An estimated 16 percent of American adults cope with overactive bladders.
KNIGHT RIDDER NEWSPAPERS
PHILADELPHIA -- Karen Wilkins recently summoned her courage and went to the mall.
To her relief, she didn't have to go. Not once.
She was able to shop for a few hours without racing to the bathroom or leaking urine, thanks to a device that electrically stimulated nerves in her lower spine.
"I'm like a whole new person," Wilkins, 49, of Malvern, Pa., said last month after the small, battery-powered stimulator was implanted and connected by a wire to her sacral nerves.
Wilkins is among an estimated 33 million Americans -- 16 percent of adults -- coping with overactive bladder, that gotta-go-again-and-again feeling, according to the National Overactive Bladder Evaluation Program. For about a third of them, urinary urgency and frequency come with the even more embarrassing, disruptive symptom of leaks, or incontinence.
Out of the water closet
Once unmentionable, the problem of bladder control has finally come out of the water closet and is getting much-needed attention from health-care and pharmaceutical companies, experts say.
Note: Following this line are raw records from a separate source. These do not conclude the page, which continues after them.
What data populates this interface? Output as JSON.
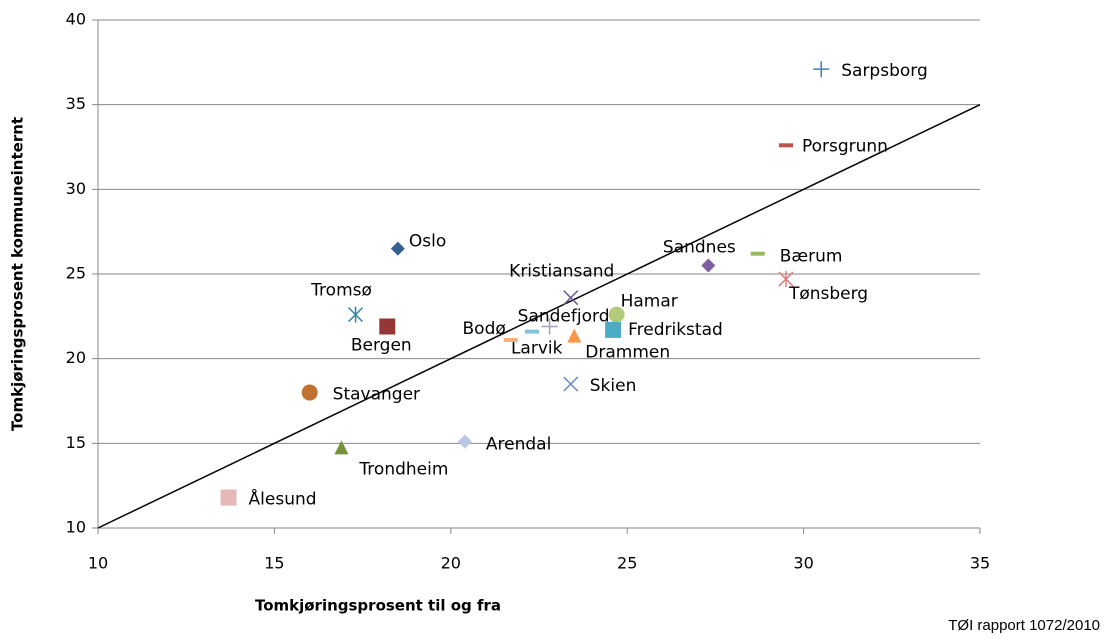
{
  "chart_data": {
    "type": "scatter",
    "x_label": "Tomkjøringsprosent til og fra",
    "y_label": "Tomkjøringsprosent kommuneinternt",
    "source": "TØI rapport 1072/2010",
    "xlim": [
      10,
      35
    ],
    "xticks": [
      10,
      15,
      20,
      25,
      30,
      35
    ],
    "ylim": [
      10,
      40
    ],
    "yticks": [
      10,
      15,
      20,
      25,
      30,
      35,
      40
    ],
    "grid": true,
    "diagonal_line": true,
    "series": [
      {
        "name": "Sarpsborg",
        "color": "#4a7cc4",
        "marker": "plus",
        "x": [
          30.5
        ],
        "values": [
          37.1
        ]
      },
      {
        "name": "Porsgrunn",
        "color": "#c0504d",
        "marker": "dash",
        "x": [
          29.5
        ],
        "values": [
          32.6
        ]
      },
      {
        "name": "Oslo",
        "color": "#366092",
        "marker": "diamond",
        "x": [
          18.5
        ],
        "values": [
          26.5
        ]
      },
      {
        "name": "Sandnes",
        "color": "#7e60a0",
        "marker": "diamond",
        "x": [
          27.3
        ],
        "values": [
          25.5
        ]
      },
      {
        "name": "Bærum",
        "color": "#9bbb59",
        "marker": "dash",
        "x": [
          28.7
        ],
        "values": [
          26.2
        ]
      },
      {
        "name": "Tønsberg",
        "color": "#d9807e",
        "marker": "asterisk",
        "x": [
          29.5
        ],
        "values": [
          24.7
        ]
      },
      {
        "name": "Kristiansand",
        "color": "#6d5a96",
        "marker": "x",
        "x": [
          23.4
        ],
        "values": [
          23.6
        ]
      },
      {
        "name": "Tromsø",
        "color": "#31859c",
        "marker": "asterisk",
        "x": [
          17.3
        ],
        "values": [
          22.6
        ]
      },
      {
        "name": "Bergen",
        "color": "#953735",
        "marker": "square",
        "x": [
          18.2
        ],
        "values": [
          21.9
        ]
      },
      {
        "name": "Hamar",
        "color": "#b3cc7c",
        "marker": "circle",
        "x": [
          24.7
        ],
        "values": [
          22.6
        ]
      },
      {
        "name": "Fredrikstad",
        "color": "#4aacc6",
        "marker": "square",
        "x": [
          24.6
        ],
        "values": [
          21.7
        ]
      },
      {
        "name": "Sandefjord",
        "color": "#a99bc4",
        "marker": "plus",
        "x": [
          22.8
        ],
        "values": [
          21.9
        ]
      },
      {
        "name": "Larvik",
        "color": "#7cc4dc",
        "marker": "dash",
        "x": [
          22.3
        ],
        "values": [
          21.6
        ]
      },
      {
        "name": "Bodø",
        "color": "#f7b07a",
        "marker": "dash",
        "x": [
          21.7
        ],
        "values": [
          21.1
        ]
      },
      {
        "name": "Drammen",
        "color": "#f79646",
        "marker": "triangle",
        "x": [
          23.5
        ],
        "values": [
          21.3
        ]
      },
      {
        "name": "Skien",
        "color": "#6f8bbd",
        "marker": "x",
        "x": [
          23.4
        ],
        "values": [
          18.5
        ]
      },
      {
        "name": "Stavanger",
        "color": "#c0712f",
        "marker": "circle",
        "x": [
          16.0
        ],
        "values": [
          18.0
        ]
      },
      {
        "name": "Arendal",
        "color": "#b9c8e4",
        "marker": "diamond",
        "x": [
          20.4
        ],
        "values": [
          15.1
        ]
      },
      {
        "name": "Trondheim",
        "color": "#76923c",
        "marker": "triangle",
        "x": [
          16.9
        ],
        "values": [
          14.7
        ]
      },
      {
        "name": "Ålesund",
        "color": "#e6b9b8",
        "marker": "square",
        "x": [
          13.7
        ],
        "values": [
          11.8
        ]
      }
    ]
  }
}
Even so, many people suffer in silence. They may mistakenly believe that incontinence is an inevitable part of aging, or their doctors may be unaware of the ever-growing array of therapies.
Wilkins, for example, saw four urologists and tried a series of conservative treatments -- dietary changes, pelvic muscle exercises, medications -- before she found University of Pennsylvania urogynecologist Lily Arya, who suggested sacral nerve stimulation.
"The key message for patients," said Nancy Muller, executive director of the National Association for Continence, a nonprofit educational organization, "is to revisit your doctor and be persistent, because technology is evolving."
The National Overactive Bladder Evaluation Program found that, contrary to conventional wisdom, overactive bladder afflicts men and women at about the same rate. The survey of 5,200 noninstitutionalized U.S. adults was published in 2003 by Johns Hopkins University researchers.
Overactive bladder is a catch-all term for what happens when small, secondary nerves in the urinary tract become abnormally active, said Kristene Whitmore, a urologist at Drexel University College of Medicine and co-author of Overcoming Bladder Disorders.
These misfiring nerves signal the spinal cord and brain to tell bladder muscles to contract too much, too often. This relentless squeezing of the bladder triggers the urge to urinate.
Overactive bladder symptoms may be linked to bladder infections, spinal cord injury, multiple sclerosis, bladder tumors -- or an unknown cause.
The good news is that there are new treatments for this common, frustrating problem.
In just the past six months, Muller noted, the market has added three drugs that inhibit the troublemaking nerve impulses -- Sanctura, VESIcare and Enablex -- plus the skin patch Oxytrol, developed to reduce unpleasant side effects from the oral form of the drug oxybutynin.
The sacral nerve stimulator, called InterStim, regulates bladder function much the way a pacemaker regulates heart function, by gently activating selected nerves. (InterStim is made by Medtronic, a Minnesota-based maker of pacemakers.)
InterStim, which is covered by Medicare and health plans, was approved by the Food and Drug Administration in 1997 for patients who had failed -- or could not tolerate -- more conservative treatments.
Other "neuromodulation" therapies may be on the way. Advanced Bionics Corp. of Valencia, Calif., is developing Bion, an implantable matchstick-size device that calms overactive bladder by stimulating the pudendal nerve. This nerve carries sensations from the sacral nerves to external genitals and the lower rectum.